At that point, the Jet/ACE rules apply. This means that we can swap the high and low values and the BETWEEN statement will still output three records.
Note that if we apply the Round() function to the literal values 4 and 2 that it would not be enough to force the query to be evaluated within the Jet/ACE engine.
I want to emphasize that I am not advocating that you use the technique in Query3 to get the Jet/ACE BETWEEN behavior. That approach will be horribly inefficient, especially if you are dealing with a large production table.
This is a gotcha that could easily be missed by the most advanced Access developers. In fact, until about two days ago, I was not aware this difference in behavior between Jet/ACE and SQL Server even existed. (Thanks for the heads up, Gustav!)
This is an important gotcha to be aware of, especially if you are migrating your project from an Access backend to a SQL Server backend.
Why This Matters in Two Words: Logic Errors
These probably seem like simple little errors that are easy to fix.
And, in truth, they are easy to fix...IF YOU KNOW THAT THEY EXIST AS ERRORS. The problem is that all the "bad code" samples from above are logic errors.
And there is a reason that I list logic errors as the most expensive types of errors:
- Syntax errors
- Compile errors
- Misunderstood requirements (before you start writing code)
- Automated test errors (i.e., failing tests)
- Runtime errors
- Misunderstood requirements (after you've written the code)
- Logic errors
Why are logic errors so expensive? It's because they can go undetected for so long.

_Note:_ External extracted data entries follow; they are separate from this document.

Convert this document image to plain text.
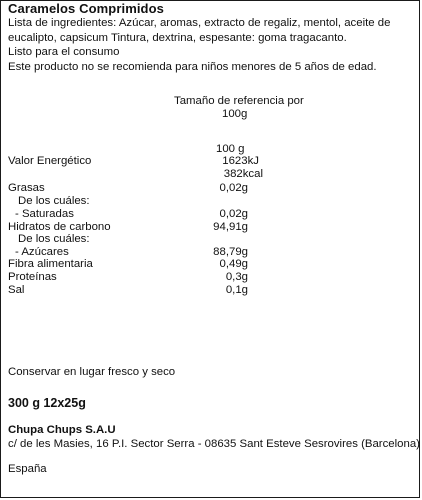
Caramelos Comprimidos
Lista de ingredientes: Azúcar, aromas, extracto de regaliz, mentol, aceite de eucalipto, capsicum Tintura, dextrina, espesante: goma tragacanto.
Listo para el consumo
Este producto no se recomienda para niños menores de 5 años de edad.
Tamaño de referencia por
100g
100 g
Valor Energético	1623kJ
382kcal
Grasas	0,02g
De los cuáles:
- Saturadas	0,02g
Hidratos de carbono	94,91g
De los cuáles:
- Azúcares	88,79g
Fibra alimentaria	0,49g
Proteínas	0,3g
Sal	0,1g
Conservar en lugar fresco y seco
300 g 12x25g
Chupa Chups S.A.U
c/ de les Masies, 16 P.I. Sector Serra - 08635 Sant Esteve Sesrovires (Barcelona)
España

Take this sample from above:
WHERE CreatedAt BETWEEN #11/1/2021# AND #11/30/2021#
How long do you suppose your users could run a monthly change report before they realized that they were always missing the final day of the month? What if it's a summary report and the user is only checking total record counts? That sort of error could go undetected for months or even years.
So, take these gotchas seriously. If you get this stuff wrong at the beginning, you might never realize your mistake.